My gut reaction is that this is sooooo wrong.
I am of the opinion that these values should be stored in the ASP.NET Cache or another dedicated in-memory cache such as Redis or something similar.
Can you provide any data to back up my belief that writing to and reading from text files as a form of cache on the webserver is the wrong thing to do? Or provide any data to prove me wrong and show that this is the correct thing to do?
What other options would you provide to implement this caching?
EDIT:
In one example, a complex search is performed based on a keyword. The result from this search is a list of Guids. This is then turned into a concatenated, comma-delimited string, usually less than 100,000 characters. This is then written to a file using that keyword as its name so that other requests using this keyword will not need to perform the complex search. There is an expiry - I think three days or something, but I don't think it needs to (or should) be that long
I would normally use the ASP.NET Server Cache to store this data.
Upvotes: 1
Views: 1262
Reputation: 2962
I can think of four reasons:
Web servers are likely to have many concurrent requests. While you can write logic that manages file locking (mutexes, volatile objects), implementing that is a pain and requires abstraction (an interface) if you plan to be able to refactor it in the future--which you will want to do, because eventually the demand on the filesystem resource will be heavier than what can be addressed in a multithreaded context.
Speaking of which, unless you implement paging, you will be reading and writing the entire file every time you access it. That's slow. Even paging is slow compared to an in-memory operation. Compare what you think you can get out of the disks you're using with the Redis benchmarks from New Relic. Feel free to perform your own calculation based on the estimated size of the file and the number of threads waiting to write to it. You will never match an in-memory cache.
Moreover, as previously mentioned, asynchronous filesystem operations have to be managed while waiting for synchronous I/O operations to complete. Meanwhile, you will not have data consistent with the operations the web application executes unless you make the application wait. The only way I know of to fix that problem is to write to and read from a managed system that's fast enough to keep up with the requests coming in, so that the state of your cache will almost always reflect the latest changes.

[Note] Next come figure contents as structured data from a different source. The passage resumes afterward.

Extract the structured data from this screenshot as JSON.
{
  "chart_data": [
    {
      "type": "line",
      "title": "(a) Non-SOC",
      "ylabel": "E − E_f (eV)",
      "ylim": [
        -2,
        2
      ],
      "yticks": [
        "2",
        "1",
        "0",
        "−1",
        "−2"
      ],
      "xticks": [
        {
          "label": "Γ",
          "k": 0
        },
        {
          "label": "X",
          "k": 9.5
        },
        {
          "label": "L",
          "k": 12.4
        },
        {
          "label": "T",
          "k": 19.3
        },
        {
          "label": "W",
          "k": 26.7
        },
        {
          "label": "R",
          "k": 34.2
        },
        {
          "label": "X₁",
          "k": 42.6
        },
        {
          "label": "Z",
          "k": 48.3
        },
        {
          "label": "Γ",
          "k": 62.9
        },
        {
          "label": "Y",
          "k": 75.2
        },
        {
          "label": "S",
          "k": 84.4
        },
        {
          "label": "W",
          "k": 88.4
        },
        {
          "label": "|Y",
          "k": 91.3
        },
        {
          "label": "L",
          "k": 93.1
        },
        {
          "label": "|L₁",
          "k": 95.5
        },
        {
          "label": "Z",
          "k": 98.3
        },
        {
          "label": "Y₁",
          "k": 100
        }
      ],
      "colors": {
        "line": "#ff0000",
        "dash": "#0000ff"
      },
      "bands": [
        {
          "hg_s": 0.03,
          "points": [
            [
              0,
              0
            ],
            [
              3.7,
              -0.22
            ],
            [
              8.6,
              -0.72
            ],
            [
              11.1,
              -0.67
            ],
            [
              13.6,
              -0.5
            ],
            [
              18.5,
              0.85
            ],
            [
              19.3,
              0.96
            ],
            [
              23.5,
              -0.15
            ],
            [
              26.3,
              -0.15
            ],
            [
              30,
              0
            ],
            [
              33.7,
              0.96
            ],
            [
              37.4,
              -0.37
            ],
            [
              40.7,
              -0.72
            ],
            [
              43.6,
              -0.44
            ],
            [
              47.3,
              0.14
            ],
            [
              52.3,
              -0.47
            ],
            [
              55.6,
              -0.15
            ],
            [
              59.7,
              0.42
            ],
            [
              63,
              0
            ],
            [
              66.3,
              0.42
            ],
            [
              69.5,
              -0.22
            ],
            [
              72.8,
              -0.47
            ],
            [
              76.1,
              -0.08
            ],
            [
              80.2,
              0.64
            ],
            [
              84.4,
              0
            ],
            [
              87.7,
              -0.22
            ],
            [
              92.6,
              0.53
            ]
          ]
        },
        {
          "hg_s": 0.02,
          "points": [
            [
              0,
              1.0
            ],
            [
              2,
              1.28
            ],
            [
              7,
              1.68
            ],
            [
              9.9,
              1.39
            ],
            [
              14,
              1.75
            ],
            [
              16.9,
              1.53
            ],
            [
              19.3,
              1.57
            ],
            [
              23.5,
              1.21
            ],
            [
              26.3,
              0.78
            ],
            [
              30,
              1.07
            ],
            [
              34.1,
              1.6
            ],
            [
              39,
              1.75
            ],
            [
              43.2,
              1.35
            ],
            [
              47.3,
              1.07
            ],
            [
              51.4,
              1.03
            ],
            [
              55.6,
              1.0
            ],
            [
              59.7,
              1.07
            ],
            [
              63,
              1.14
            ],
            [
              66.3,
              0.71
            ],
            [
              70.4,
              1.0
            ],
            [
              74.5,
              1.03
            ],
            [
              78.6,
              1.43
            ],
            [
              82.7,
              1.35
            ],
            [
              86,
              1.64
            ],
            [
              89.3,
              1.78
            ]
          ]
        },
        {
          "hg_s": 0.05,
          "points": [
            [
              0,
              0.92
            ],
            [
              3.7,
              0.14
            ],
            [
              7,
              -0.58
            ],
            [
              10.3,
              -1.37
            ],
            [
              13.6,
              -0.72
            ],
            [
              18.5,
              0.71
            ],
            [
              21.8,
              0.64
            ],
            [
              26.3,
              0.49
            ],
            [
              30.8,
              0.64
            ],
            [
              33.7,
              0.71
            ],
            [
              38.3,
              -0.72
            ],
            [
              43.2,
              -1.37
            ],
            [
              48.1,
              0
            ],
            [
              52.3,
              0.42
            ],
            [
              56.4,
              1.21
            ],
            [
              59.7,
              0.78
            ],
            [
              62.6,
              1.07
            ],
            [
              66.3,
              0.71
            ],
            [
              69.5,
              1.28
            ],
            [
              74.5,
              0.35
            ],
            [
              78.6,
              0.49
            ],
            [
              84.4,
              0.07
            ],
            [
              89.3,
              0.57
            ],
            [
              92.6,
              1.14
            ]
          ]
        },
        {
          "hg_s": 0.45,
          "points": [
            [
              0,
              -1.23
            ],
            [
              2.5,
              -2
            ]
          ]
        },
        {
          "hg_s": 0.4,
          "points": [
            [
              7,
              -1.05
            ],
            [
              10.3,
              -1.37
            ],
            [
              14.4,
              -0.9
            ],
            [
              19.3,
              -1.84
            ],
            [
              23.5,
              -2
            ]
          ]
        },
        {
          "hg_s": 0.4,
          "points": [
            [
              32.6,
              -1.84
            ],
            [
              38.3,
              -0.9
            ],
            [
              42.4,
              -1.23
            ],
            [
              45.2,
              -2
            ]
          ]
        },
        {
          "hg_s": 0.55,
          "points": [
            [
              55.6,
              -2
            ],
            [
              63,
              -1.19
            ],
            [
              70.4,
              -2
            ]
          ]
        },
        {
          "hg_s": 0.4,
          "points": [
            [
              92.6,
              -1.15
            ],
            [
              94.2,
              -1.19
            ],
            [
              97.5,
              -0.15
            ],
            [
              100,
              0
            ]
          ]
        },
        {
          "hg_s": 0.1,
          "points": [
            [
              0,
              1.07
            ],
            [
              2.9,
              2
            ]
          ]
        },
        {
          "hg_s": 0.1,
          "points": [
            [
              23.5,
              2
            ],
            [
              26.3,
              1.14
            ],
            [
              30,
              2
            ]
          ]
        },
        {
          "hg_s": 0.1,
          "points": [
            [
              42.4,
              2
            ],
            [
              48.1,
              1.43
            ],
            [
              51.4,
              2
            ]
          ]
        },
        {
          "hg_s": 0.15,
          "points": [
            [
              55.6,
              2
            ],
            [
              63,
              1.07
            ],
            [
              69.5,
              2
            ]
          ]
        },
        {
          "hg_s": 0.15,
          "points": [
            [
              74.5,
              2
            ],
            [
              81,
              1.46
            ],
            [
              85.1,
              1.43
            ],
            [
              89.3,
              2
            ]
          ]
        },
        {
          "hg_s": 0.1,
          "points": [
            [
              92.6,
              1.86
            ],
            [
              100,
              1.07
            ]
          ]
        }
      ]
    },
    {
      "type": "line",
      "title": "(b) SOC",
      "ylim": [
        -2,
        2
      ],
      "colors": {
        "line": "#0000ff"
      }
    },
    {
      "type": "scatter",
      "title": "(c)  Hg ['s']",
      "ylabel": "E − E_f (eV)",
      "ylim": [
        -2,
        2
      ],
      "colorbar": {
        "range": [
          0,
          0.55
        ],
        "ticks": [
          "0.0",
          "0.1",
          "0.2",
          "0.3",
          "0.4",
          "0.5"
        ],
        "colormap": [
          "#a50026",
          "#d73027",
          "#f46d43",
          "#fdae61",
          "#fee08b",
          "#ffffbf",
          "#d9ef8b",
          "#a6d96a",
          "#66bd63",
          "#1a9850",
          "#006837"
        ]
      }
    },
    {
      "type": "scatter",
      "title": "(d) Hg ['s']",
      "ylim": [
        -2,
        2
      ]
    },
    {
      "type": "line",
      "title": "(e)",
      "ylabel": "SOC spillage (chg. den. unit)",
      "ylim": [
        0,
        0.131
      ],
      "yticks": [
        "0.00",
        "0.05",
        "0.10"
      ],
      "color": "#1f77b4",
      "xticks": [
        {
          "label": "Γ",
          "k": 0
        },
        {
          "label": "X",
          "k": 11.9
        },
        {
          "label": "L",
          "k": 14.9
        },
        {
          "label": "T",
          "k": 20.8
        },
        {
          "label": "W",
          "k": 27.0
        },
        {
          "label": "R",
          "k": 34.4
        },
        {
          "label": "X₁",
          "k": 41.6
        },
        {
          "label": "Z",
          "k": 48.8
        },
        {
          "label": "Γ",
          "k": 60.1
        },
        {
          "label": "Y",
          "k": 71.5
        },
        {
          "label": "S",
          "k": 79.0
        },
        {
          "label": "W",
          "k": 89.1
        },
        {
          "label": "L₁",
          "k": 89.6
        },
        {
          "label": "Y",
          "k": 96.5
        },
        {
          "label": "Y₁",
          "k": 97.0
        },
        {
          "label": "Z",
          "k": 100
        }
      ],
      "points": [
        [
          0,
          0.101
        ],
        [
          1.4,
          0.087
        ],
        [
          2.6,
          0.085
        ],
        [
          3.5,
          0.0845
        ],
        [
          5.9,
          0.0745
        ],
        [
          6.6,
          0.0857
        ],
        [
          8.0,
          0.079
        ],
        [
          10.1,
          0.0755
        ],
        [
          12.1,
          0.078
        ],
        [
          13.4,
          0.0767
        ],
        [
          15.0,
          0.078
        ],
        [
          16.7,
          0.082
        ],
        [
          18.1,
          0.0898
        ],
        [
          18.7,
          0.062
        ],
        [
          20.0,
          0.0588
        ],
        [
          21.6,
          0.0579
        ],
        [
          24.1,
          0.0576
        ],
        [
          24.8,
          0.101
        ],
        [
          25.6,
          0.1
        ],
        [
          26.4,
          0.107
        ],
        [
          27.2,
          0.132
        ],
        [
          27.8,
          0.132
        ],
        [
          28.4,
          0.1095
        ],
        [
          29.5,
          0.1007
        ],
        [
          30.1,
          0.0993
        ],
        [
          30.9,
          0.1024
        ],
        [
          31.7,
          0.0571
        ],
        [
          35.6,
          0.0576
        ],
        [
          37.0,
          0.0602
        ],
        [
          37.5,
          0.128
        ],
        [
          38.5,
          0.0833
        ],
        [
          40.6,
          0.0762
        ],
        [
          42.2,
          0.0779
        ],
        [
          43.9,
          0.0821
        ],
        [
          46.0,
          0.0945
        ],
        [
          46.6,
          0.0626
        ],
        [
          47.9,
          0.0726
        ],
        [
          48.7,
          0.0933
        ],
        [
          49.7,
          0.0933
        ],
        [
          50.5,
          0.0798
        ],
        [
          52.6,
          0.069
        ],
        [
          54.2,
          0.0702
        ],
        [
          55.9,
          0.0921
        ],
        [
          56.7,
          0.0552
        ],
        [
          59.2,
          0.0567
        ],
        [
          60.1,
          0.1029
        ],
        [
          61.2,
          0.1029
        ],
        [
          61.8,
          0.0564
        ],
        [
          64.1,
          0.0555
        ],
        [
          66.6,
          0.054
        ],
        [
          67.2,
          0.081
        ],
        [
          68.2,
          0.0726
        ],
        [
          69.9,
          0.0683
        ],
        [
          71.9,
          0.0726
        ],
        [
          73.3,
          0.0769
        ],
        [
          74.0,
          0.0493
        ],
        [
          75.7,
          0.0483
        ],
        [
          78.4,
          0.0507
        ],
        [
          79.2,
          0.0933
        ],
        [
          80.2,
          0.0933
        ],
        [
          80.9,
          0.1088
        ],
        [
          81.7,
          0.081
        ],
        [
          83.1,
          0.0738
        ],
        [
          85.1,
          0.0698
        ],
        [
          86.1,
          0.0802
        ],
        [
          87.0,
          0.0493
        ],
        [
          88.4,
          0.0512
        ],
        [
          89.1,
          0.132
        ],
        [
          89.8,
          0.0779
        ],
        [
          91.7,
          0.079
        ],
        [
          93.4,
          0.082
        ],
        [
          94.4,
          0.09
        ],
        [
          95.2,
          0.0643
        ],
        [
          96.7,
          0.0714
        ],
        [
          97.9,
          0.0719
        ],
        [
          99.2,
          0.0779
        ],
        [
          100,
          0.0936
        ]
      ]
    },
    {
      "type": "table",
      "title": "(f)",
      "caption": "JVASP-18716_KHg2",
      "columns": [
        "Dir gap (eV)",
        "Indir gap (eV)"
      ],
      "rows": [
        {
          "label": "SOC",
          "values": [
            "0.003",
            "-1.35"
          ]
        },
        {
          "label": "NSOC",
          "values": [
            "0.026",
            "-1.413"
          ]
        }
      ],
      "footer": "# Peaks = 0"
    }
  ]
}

Finally, since you are talking about a text file, and not a database, you will either be determining your own object notation for key-value pairs, or using some prefabricated format such as JSON or XML. Either way, it only takes one failed operation or one improperly formatted addition to render the entire text file unreadable. Then you either have the option of restoring from backup (assuming you implement version control...) and losing a ton of data, or throwing away the data and starting over. If the data isn't important to you anyway, then there's no reason to use the disk. If the point of keeping things on disk is to keep them around for posterity, you should be using a database. If having a relational database is less important than speed, you can use a NoSQL context such as MongoDB.
In short, by using the filesystem and text, you have to reinvent the wheel more times than anyone who isn't a complete masochist would enjoy.
Upvotes: 4